USD: Fed cuts repriced on higher inflation – ING

Bearish (-0.3)Impact: Medium

Published on March 6, 2026 (7 hours ago) · By Vibe Trader

ING’s James Knightley reports that expectations for Federal Reserve policy easing in 2026 have been reduced, with anticipated rate cuts moving from 60 basis points prior to military operations in Iran to 40 basis points currently, due to higher near-term US inflation and resilient economic growth making early rate cuts less likely [1]. ING has revised its forecast for Fed rate cuts, now expecting them in September and December rather than June and September [1]. Knightley highlights that upcoming CPI, PCE, and GDP data will be crucial in determining how much further markets price out Dollar-negative policy easing [1].

Knightley notes that energy prices are currently a focal point for markets, with their inflationary impact expected to be more relevant for the March CPI report. For the February CPI, ING is above consensus and expects lingering upward pressure from tariffs on goods prices [1]. The January core PCE deflator is projected to show a 0.4% increase, but Knightley suggests this data is less impactful as it lags behind next week's CPI release [1].

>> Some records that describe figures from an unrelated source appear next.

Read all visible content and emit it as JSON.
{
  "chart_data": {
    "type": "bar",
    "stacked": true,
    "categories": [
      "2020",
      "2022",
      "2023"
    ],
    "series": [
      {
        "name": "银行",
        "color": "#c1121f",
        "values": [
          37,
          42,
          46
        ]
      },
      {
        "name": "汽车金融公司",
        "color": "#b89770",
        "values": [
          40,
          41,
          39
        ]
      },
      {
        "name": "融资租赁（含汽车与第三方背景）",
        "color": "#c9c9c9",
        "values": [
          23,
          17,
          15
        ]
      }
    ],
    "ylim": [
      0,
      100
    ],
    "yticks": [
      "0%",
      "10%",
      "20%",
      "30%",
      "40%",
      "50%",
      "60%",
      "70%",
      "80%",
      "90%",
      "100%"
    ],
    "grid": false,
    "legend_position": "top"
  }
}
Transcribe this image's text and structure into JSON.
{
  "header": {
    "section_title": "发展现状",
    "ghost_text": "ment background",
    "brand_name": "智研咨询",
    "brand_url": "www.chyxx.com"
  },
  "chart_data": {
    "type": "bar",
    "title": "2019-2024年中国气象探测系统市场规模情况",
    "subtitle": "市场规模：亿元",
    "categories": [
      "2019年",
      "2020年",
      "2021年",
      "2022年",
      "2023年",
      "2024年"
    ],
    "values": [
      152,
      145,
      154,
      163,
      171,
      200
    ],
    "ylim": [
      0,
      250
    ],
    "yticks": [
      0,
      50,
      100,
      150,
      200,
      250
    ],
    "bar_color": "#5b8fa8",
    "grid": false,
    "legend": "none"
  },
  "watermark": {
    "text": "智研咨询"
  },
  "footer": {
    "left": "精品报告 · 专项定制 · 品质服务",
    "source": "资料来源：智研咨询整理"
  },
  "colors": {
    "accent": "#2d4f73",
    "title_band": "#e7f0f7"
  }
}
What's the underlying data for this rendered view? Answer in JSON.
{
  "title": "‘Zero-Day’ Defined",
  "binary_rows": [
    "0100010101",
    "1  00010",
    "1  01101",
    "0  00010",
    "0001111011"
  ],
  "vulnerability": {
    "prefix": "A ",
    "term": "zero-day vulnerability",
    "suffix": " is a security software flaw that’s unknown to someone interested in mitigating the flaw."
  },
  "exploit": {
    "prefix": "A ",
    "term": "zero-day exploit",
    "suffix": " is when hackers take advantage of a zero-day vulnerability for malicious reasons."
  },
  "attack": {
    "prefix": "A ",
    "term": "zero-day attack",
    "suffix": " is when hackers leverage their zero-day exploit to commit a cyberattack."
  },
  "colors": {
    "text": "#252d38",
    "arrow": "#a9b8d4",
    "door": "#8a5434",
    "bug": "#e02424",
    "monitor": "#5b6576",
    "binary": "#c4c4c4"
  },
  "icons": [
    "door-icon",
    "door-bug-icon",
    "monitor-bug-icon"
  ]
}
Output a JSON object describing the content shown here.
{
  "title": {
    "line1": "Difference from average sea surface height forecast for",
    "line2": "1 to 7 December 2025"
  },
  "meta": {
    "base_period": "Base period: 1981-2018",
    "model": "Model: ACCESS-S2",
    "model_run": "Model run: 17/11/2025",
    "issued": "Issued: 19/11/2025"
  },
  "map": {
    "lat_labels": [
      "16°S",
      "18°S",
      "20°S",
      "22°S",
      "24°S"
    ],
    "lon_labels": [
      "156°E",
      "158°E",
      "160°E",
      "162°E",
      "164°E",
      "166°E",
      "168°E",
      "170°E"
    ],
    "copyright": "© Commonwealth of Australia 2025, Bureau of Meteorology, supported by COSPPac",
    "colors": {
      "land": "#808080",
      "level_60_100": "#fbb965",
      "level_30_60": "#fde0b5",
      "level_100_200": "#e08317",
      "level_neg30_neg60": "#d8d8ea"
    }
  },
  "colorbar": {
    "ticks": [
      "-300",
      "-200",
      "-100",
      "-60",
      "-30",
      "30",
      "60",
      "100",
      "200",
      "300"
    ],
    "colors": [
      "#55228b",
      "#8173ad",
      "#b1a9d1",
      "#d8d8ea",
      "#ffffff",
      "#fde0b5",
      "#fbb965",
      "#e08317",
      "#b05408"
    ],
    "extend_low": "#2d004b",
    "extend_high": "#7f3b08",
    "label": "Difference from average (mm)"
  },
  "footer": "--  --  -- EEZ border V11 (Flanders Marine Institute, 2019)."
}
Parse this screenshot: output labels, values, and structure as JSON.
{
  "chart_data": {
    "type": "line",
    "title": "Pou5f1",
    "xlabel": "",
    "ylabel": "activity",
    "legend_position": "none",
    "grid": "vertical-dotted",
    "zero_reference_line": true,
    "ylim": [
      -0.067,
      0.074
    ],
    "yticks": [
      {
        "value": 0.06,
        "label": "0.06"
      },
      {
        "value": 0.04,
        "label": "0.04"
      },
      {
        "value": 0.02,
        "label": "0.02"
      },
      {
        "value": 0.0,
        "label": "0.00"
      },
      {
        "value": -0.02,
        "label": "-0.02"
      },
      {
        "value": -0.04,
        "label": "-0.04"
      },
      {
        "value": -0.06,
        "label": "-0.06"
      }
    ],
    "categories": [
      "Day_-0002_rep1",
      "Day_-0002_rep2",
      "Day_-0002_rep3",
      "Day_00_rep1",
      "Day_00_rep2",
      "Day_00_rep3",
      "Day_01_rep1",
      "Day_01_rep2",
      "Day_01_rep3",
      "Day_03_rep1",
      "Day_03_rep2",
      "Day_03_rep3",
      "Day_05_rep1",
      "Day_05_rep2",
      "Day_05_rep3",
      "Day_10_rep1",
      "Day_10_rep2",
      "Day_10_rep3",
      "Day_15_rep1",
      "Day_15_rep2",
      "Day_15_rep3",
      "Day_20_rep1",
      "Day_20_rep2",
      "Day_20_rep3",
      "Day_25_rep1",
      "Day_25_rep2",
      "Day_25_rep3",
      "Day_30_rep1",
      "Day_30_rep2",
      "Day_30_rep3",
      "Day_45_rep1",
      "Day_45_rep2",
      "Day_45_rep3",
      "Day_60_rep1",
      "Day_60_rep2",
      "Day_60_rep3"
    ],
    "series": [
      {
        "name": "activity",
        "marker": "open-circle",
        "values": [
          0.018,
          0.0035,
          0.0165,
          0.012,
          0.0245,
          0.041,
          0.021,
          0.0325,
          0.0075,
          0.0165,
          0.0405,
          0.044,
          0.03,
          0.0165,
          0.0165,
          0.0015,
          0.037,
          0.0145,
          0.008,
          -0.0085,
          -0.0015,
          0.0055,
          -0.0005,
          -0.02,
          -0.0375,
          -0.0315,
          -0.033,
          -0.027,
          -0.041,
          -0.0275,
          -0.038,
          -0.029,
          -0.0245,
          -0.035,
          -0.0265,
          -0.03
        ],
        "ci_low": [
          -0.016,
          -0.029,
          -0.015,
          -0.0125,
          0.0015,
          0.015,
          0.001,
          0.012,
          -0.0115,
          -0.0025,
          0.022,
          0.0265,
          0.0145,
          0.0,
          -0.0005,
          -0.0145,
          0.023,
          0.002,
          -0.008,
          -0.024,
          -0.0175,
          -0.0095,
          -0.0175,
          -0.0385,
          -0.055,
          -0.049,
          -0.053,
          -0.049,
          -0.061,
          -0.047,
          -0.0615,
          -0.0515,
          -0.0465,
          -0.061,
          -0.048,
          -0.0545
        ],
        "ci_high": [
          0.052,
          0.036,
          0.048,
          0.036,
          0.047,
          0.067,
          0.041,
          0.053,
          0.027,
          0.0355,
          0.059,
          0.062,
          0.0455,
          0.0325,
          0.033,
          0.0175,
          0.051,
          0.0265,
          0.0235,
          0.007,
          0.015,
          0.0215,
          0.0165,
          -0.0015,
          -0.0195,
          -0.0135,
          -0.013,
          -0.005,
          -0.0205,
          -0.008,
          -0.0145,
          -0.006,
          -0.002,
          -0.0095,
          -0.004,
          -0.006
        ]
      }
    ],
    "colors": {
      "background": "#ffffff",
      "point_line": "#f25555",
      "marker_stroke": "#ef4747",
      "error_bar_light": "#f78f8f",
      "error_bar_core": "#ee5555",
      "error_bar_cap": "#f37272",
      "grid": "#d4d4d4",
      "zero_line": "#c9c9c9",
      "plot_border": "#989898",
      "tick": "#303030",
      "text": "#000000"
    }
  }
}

Regarding GDP, Knightley expects the 4Q GDP revisions to show little change from the initially reported 1.4% annualized print. While consumer spending and business capital expenditures were firm, federal government spending was a drag on growth due to a six-week-long government shutdown [1]. Rising imports are expected to weigh on 1Q growth and imply increased tariff revenues, which may add to price pressures in the economy [1].

Overall, ING’s analysis suggests that higher inflation and resilient growth are delaying Fed rate cuts, with market focus shifting to upcoming economic data releases to gauge future policy direction [1].

CONCLUSION

ING has pushed back its forecast for Federal Reserve rate cuts to September and December, citing higher inflation and strong economic growth. The market is now pricing in fewer cuts for 2026, and upcoming CPI, PCE, and GDP data will be key in shaping expectations. Rising energy prices and imports are expected to add to inflationary pressures, further influencing Fed policy outlook.